Champagne evokes a popular image of celebrations, happiness, and prosperity, but the historical facts burst its bubble just a little. The sparkling wine, which comes only from the Champagne region of France, hasn't always been such fizzy fun. In fact, when bubbles first appeared in the wine, they were considered a bad thing -- even the famed Benedictine monk Dom Pierre Pérignon worked hard to prevent them in his signature product. The bubbles originally came about due to the cool climate of the Champagne region. The fermentation process begins after the late-ripening grapes are pressed, but comes to a halt in the winter months, when the yeast is inactive. However, after the wine is bottled in early spring, the yeast inside eventually warms up, and a second fermentation process begins. By the time the bottle is uncorked, all that fermentation -- a carbon dioxide reaction -- comes to the surface in the form of bubbles. There are approximately one million of them in a single glass of champagne. Although this accidental fizziness was originally unwanted, the bubbly concoction quickly caught on, making champagne in its fizzy form an important celebratory libation.
A toast to champagne:
- Although legend has it that Dom Pérignon exclaimed, "Come quickly, I am drinking the stars!” after tasting his fizzy creation, it is more likely that he was disappointed to have found unwanted bubbles in his wine.

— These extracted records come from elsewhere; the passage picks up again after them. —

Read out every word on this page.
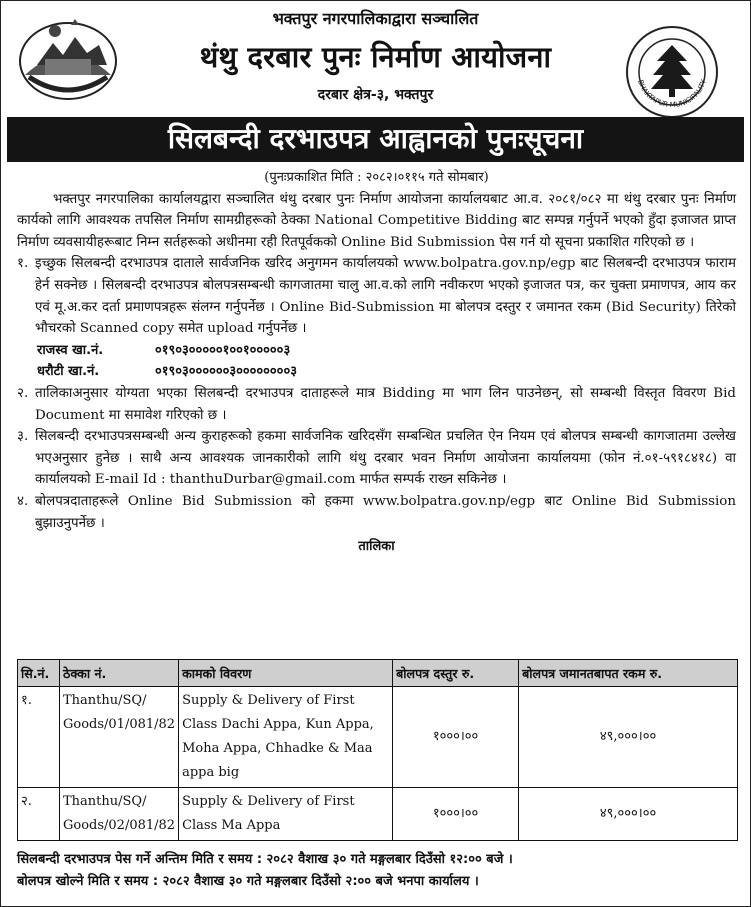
भक्तपुर नगरपालिकाद्वारा सञ्चालित
थंथु दरबार पुनः निर्माण आयोजना
दरबार क्षेत्र-३, भक्तपुर
BHAKTAPUR MUNICIPALITY
सिलबन्दी दरभाउपत्र आह्वानको पुनःसूचना

(पुनःप्रकाशित मिति : २०८२।०११५ गते सोमबार)

भक्तपुर नगरपालिका कार्यालयद्वारा सञ्चालित थंथु दरबार पुनः निर्माण आयोजना कार्यालयबाट आ.व. २०८१/०८२ मा थंथु दरबार पुनः निर्माण कार्यको लागि आवश्यक तपसिल निर्माण सामग्रीहरूको ठेक्का National Competitive Bidding बाट सम्पन्न गर्नुपर्ने भएको हुँदा इजाजत प्राप्त निर्माण व्यवसायीहरूबाट निम्न सर्तहरूको अधीनमा रही रितपूर्वकको Online Bid Submission पेस गर्न यो सूचना प्रकाशित गरिएको छ ।

१. इच्छुक सिलबन्दी दरभाउपत्र दाताले सार्वजनिक खरिद अनुगमन कार्यालयको www.bolpatra.gov.np/egp बाट सिलबन्दी दरभाउपत्र फाराम हेर्न सक्नेछ । सिलबन्दी दरभाउपत्र बोलपत्रसम्बन्धी कागजातमा चालु आ.व.को लागि नवीकरण भएको इजाजत पत्र, कर चुक्ता प्रमाणपत्र, आय कर एवं मू.अ.कर दर्ता प्रमाणपत्रहरू संलग्न गर्नुपर्नेछ । Online Bid-Submission मा बोलपत्र दस्तुर र जमानत रकम (Bid Security) तिरेको भौचरको Scanned copy समेत upload गर्नुपर्नेछ ।
राजस्व खा.नं.	०१९०३०००००१००१०००००३
धरौटी खा.नं.	०१९०३००००००३००००००००३
२. तालिकाअनुसार योग्यता भएका सिलबन्दी दरभाउपत्र दाताहरूले मात्र Bidding मा भाग लिन पाउनेछन्, सो सम्बन्धी विस्तृत विवरण Bid Document मा समावेश गरिएको छ ।
३. सिलबन्दी दरभाउपत्रसम्बन्धी अन्य कुराहरूको हकमा सार्वजनिक खरिदसँग सम्बन्धित प्रचलित ऐन नियम एवं बोलपत्र सम्बन्धी कागजातमा उल्लेख भएअनुसार हुनेछ । साथै अन्य आवश्यक जानकारीको लागि थंथु दरबार भवन निर्माण आयोजना कार्यालयमा (फोन नं.०१-५९१८४१८) वा कार्यालयको E-mail Id : thanthuDurbar@gmail.com मार्फत सम्पर्क राख्न सकिनेछ ।
४. बोलपत्रदाताहरूले Online Bid Submission को हकमा www.bolpatra.gov.np/egp बाट Online Bid Submission बुझाउनुपर्नेछ ।
तालिका
सि.नं.	ठेक्का नं.	कामको विवरण	बोलपत्र दस्तुर रु.	बोलपत्र जमानतबापत रकम रु.
१.	Thanthu/SQ/ Goods/01/081/82	Supply & Delivery of First Class Dachi Appa, Kun Appa, Moha Appa, Chhadke & Maa appa big	१०००।००	४९,०००।००
२.	Thanthu/SQ/ Goods/02/081/82	Supply & Delivery of First Class Ma Appa	१०००।००	४९,०००।००
सिलबन्दी दरभाउपत्र पेस गर्ने अन्तिम मिति र समय : २०८२ वैशाख ३० गते मङ्गलबार दिउँसो १२:०० बजे ।
बोलपत्र खोल्ने मिति र समय : २०८२ वैशाख ३० गते मङ्गलबार दिउँसो २:०० बजे भनपा कार्यालय ।
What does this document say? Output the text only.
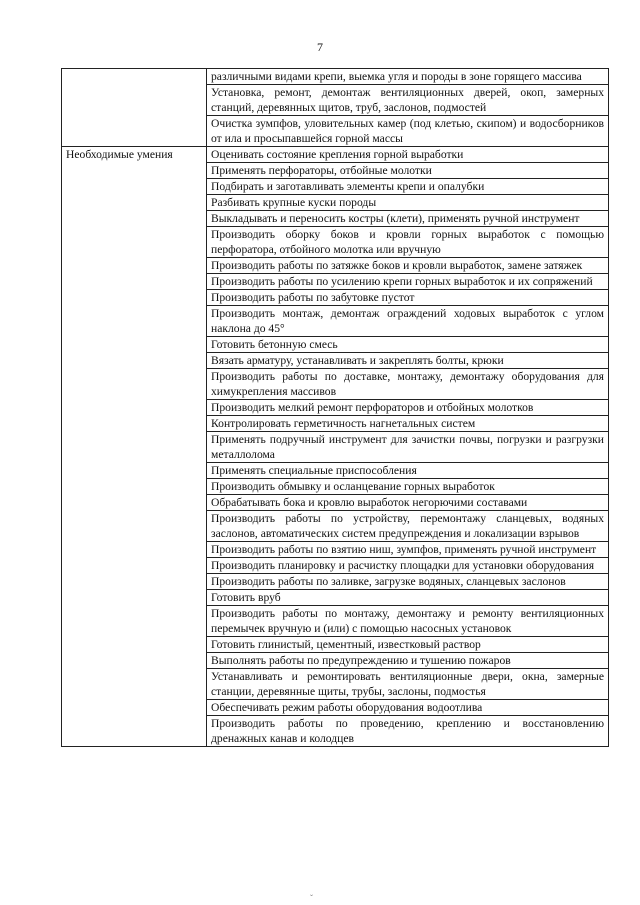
7
	различными видами крепи, выемка угля и породы в зоне горящего массива
	Установка, ремонт, демонтаж вентиляционных дверей, окоп, замерных станций, деревянных щитов, труб, заслонов, подмостей
	Очистка зумпфов, уловительных камер (под клетью, скипом) и водосборников от ила и просыпавшейся горной массы
Необходимые умения	Оценивать состояние крепления горной выработки
	Применять перфораторы, отбойные молотки
	Подбирать и заготавливать элементы крепи и опалубки
	Разбивать крупные куски породы
	Выкладывать и переносить костры (клети), применять ручной инструмент
	Производить оборку боков и кровли горных выработок с помощью перфоратора, отбойного молотка или вручную
	Производить работы по затяжке боков и кровли выработок, замене затяжек
	Производить работы по усилению крепи горных выработок и их сопряжений
	Производить работы по забутовке пустот
	Производить монтаж, демонтаж ограждений ходовых выработок с углом наклона до 45°
	Готовить бетонную смесь
	Вязать арматуру, устанавливать и закреплять болты, крюки
	Производить работы по доставке, монтажу, демонтажу оборудования для химукрепления массивов
	Производить мелкий ремонт перфораторов и отбойных молотков
	Контролировать герметичность нагнетальных систем
	Применять подручный инструмент для зачистки почвы, погрузки и разгрузки металлолома
	Применять специальные приспособления
	Производить обмывку и осланцевание горных выработок
	Обрабатывать бока и кровлю выработок негорючими составами
	Производить работы по устройству, перемонтажу сланцевых, водяных заслонов, автоматических систем предупреждения и локализации взрывов
	Производить работы по взятию ниш, зумпфов, применять ручной инструмент
	Производить планировку и расчистку площадки для установки оборудования
	Производить работы по заливке, загрузке водяных, сланцевых заслонов
	Готовить вруб
	Производить работы по монтажу, демонтажу и ремонту вентиляционных перемычек вручную и (или) с помощью насосных установок
	Готовить глинистый, цементный, известковый раствор
	Выполнять работы по предупреждению и тушению пожаров
	Устанавливать и ремонтировать вентиляционные двери, окна, замерные станции, деревянные щиты, трубы, заслоны, подмостья
	Обеспечивать режим работы оборудования водоотлива
	Производить работы по проведению, креплению и восстановлению дренажных канав и колодцев
ˇ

- Champagne found early popularity in England, where people were captivated by the bubbles. The English contribution to champagne came in the form of stronger bottles -- the more delicate French bottles had a unfortunate habit of exploding under the pressure from all that carbonation.
- Champagne became the favored drink of the French court under Philippe II, Duke of Orléans, who served as regent after the death of Louis XIV in 1715.